4. Getting dressed becomes as impossible as doing a full split.

Bizarrely, housework can actually help depressed people. No, really — getting active, including moving the hoover up and down the stairs or reaching up to dust the mirror, has been shown to help depressive symptoms. Unfortunately, many depressive people discover that the simplest domestic tasks suddenly look utterly impossible. Get dressed? Are you insane? I just have to get undressed again!

5. Angsty pop lyrics from the '90s start to make sense.

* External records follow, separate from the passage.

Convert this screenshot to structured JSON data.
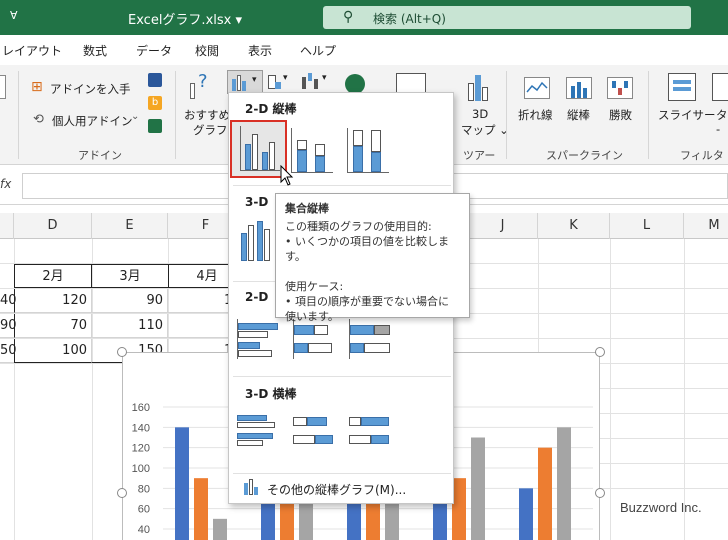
{
  "titlebar": {
    "quick_access_icon": "chevron-down-icon",
    "filename": "Excelグラフ.xlsx",
    "search_placeholder": "検索 (Alt+Q)"
  },
  "menu": {
    "tabs": [
      "レイアウト",
      "数式",
      "データ",
      "校閲",
      "表示",
      "ヘルプ"
    ]
  },
  "ribbon": {
    "addin_get": "アドインを入手",
    "addin_personal": "個人用アドイン",
    "addin_group": "アドイン",
    "recommended_line1": "おすすめ",
    "recommended_line2": "グラフ",
    "map3d_line1": "3D",
    "map3d_line2": "マップ",
    "tour_group": "ツアー",
    "spark_line": "折れ線",
    "spark_column": "縦棒",
    "spark_winloss": "勝敗",
    "sparkline_group": "スパークライン",
    "slicer": "スライサー",
    "timeline_partial": "タ",
    "filter_group": "フィルター"
  },
  "formula": {
    "name_box_partial": "fx"
  },
  "grid": {
    "columns": [
      "D",
      "E",
      "F",
      "J",
      "K",
      "L",
      "M"
    ],
    "header_row": [
      "2月",
      "3月",
      "4月"
    ],
    "rows": [
      {
        "partial": "40",
        "d": "120",
        "e": "90",
        "f": "1"
      },
      {
        "partial": "90",
        "d": "70",
        "e": "110",
        "f": ""
      },
      {
        "partial": "50",
        "d": "100",
        "e": "150",
        "f": "1"
      }
    ]
  },
  "chart_data": {
    "type": "bar",
    "yticks": [
      "160",
      "140",
      "120",
      "100",
      "80",
      "60",
      "40"
    ],
    "ylim": [
      40,
      160
    ],
    "series": [
      {
        "color": "#4472c4",
        "values": [
          140,
          120,
          90,
          110,
          80
        ]
      },
      {
        "color": "#ed7d31",
        "values": [
          90,
          70,
          110,
          90,
          120
        ]
      },
      {
        "color": "#a5a5a5",
        "values": [
          50,
          100,
          100,
          130,
          140
        ]
      }
    ]
  },
  "dropdown": {
    "section_2d_col": "2-D 縦棒",
    "section_3d_col": "3-D 縦棒",
    "section_3d_col_visible": "3-D",
    "section_2d_bar_visible": "2-D",
    "section_3d_bar": "3-D 横棒",
    "more_charts": "その他の縦棒グラフ(M)..."
  },
  "tooltip": {
    "title": "集合縦棒",
    "purpose_heading": "この種類のグラフの使用目的:",
    "purpose_item": "• いくつかの項目の値を比較します。",
    "usecase_heading": "使用ケース:",
    "usecase_item_line1": "• 項目の順序が重要でない場合に",
    "usecase_item_line2": "使います。"
  },
  "watermark": "Buzzword Inc.",
  "colors": {
    "excel_green": "#217346",
    "highlight_red": "#d93025",
    "bar_blue": "#5b9bd5"
  }
}
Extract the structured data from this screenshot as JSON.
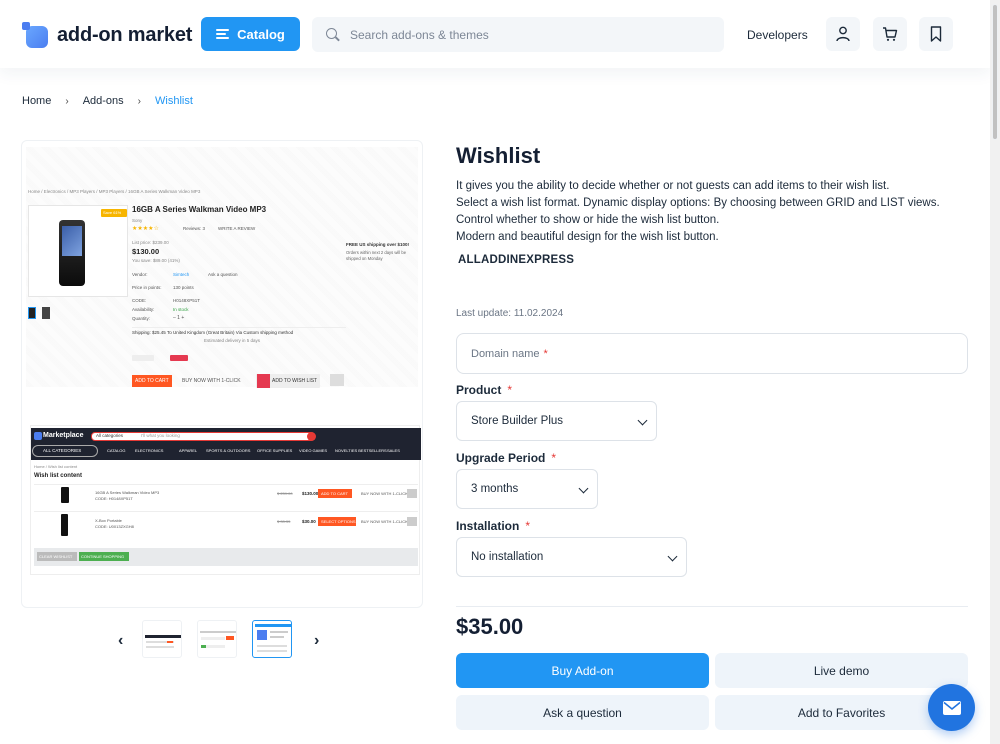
{
  "header": {
    "logo_text": "add-on market",
    "catalog_label": "Catalog",
    "search_placeholder": "Search add-ons & themes",
    "developers_label": "Developers",
    "icons": [
      "account-icon",
      "cart-icon",
      "bookmark-icon"
    ]
  },
  "breadcrumb": {
    "items": [
      "Home",
      "Add-ons"
    ],
    "current": "Wishlist"
  },
  "product": {
    "title": "Wishlist",
    "description": [
      "It gives you the ability to decide whether or not guests can add items to their wish list.",
      "Select a wish list format. Dynamic display options: By choosing between GRID and LIST views.",
      "Control whether to show or hide the wish list button.",
      "Modern and beautiful design for the wish list button."
    ],
    "vendor": "ALLADDINEXPRESS",
    "last_update": "Last update: 11.02.2024",
    "price": "$35.00"
  },
  "form": {
    "domain_placeholder": "Domain name",
    "required_mark": "*",
    "product_label": "Product",
    "product_value": "Store Builder Plus",
    "upgrade_label": "Upgrade Period",
    "upgrade_value": "3 months",
    "installation_label": "Installation",
    "installation_value": "No installation"
  },
  "actions": {
    "buy": "Buy Add-on",
    "demo": "Live demo",
    "ask": "Ask a question",
    "favorites": "Add to Favorites"
  },
  "screenshot": {
    "crumbs": "Home / Electronics / MP3 Players / MP3 Players / 16GB A Series Walkman Video MP3",
    "sale": "Save 61%",
    "product_name": "16GB A Series Walkman Video MP3",
    "brand": "Sony",
    "reviews": "Reviews: 3",
    "write_review": "WRITE A REVIEW",
    "list_price": "List price: $239.00",
    "price": "$130.00",
    "save": "You save: $89.00 (41%)",
    "vendor_label": "Vendor:",
    "vendor_value": "Simtech",
    "ask": "Ask a question",
    "points_label": "Price in points:",
    "points_value": "130 points",
    "code_label": "CODE:",
    "code_value": "H0148XP51T",
    "avail_label": "Availability:",
    "avail_value": "In stock",
    "qty_label": "Quantity:",
    "free_ship": "FREE US shipping over $100!",
    "free_ship_note": "Orders within next 2 days will be shipped on Monday",
    "shipping": "Shipping: $25.45 To United Kingdom (Great Britain) Via Custom shipping method",
    "estimated": "Estimated delivery in 5 days",
    "add_to_cart": "ADD TO CART",
    "buy_now": "BUY NOW WITH 1-CLICK",
    "add_wish": "ADD TO WISH LIST",
    "market_logo": "Marketplace",
    "all_categories": "All categories",
    "search_hint": "I'll what you looking",
    "nav_all": "ALL CATEGORIES",
    "nav_items": [
      "CATALOG",
      "ELECTRONICS",
      "APPAREL",
      "SPORTS & OUTDOORS",
      "OFFICE SUPPLIES",
      "VIDEO GAMES",
      "NOVELTIES BESTSELLERS",
      "SALES"
    ],
    "wl_crumbs": "Home / Wish list content",
    "wl_title": "Wish list content",
    "wl_items": [
      {
        "name": "16GB A Series Walkman Video MP3",
        "code": "CODE: H0148XP51T",
        "old": "$ 239.00",
        "price": "$130.00",
        "btn": "ADD TO CART"
      },
      {
        "name": "X-Box Portable",
        "code": "CODE: U0013ZXGH8",
        "old": "$ 33.33",
        "price": "$30.00",
        "btn": "SELECT OPTIONS"
      }
    ],
    "clear": "CLEAR WISHLIST",
    "continue": "CONTINUE SHOPPING"
  }
}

"Full depressive period" means "avoiding Linkin Park like the plague," because otherwise the ridiculous lyrics will start to sound vaguely sensible, and that is frankly not a place in which any of us needs to live. Other things to avoid: novels about the existential dread of the human condition, memoirs about grief, documentaries about terrible things happening to innocent animals (hello, Blackfish ).

6. You become irrationally worried that you haven't won a Nobel Prize yet.

Extra marks if you go to an Ivy League university and are surrounded by people who are casually curing cancer, going to the Olympics, and volunteering with underprivileged children on the weekends, all while maintaining perfect skin. One of my colleagues is attempting to plant one billion trees worldwide using drones. On bad days, I can barely wash my clothes.

7. You become convinced that you don't deserve completely normal stuff.

If you look at the science (or just hang out with people like me), there's a pretty high correlation between perfectionists and depressive conditions. Perfectionism can be a good thing, but it's the problem of failing to be perfect — and criticizing yourself for it — that can lead to depression. For me, this involves hilariously specific self-punishment, like "You didn't do that assignment, so no biscuits for you!" (What? I really like biscuits.)

8. You wish you just had "accidentally naked at work" dreams.

Depression is such a mindf*ck when you're awake that you'd think the brain would give it a rest when you're asleep, but no. It's very common for depressed people to have seriously disturbing dreams, particularly if the depression stems from trauma. We dream three times as much as non-depressed people, and it generally isn't helpful dreaming. Raise your hand if you seem to spend most of your dreams frightened, lost, or aggressively worried about something.

9. You worry that you suck at therapy and that your therapist hates you.

It's a pretty pervasive thought among depressive people of my particular bent (perfectionist, self-persecuting) that one of the things we are "failing" is therapy. No gold stars for you, you are bad at being depressed! My therapist thinks this is both funny and very elucidating. How does one become good at therapy? Bounce away miraculously cured? No idea — but I keep wondering anyway.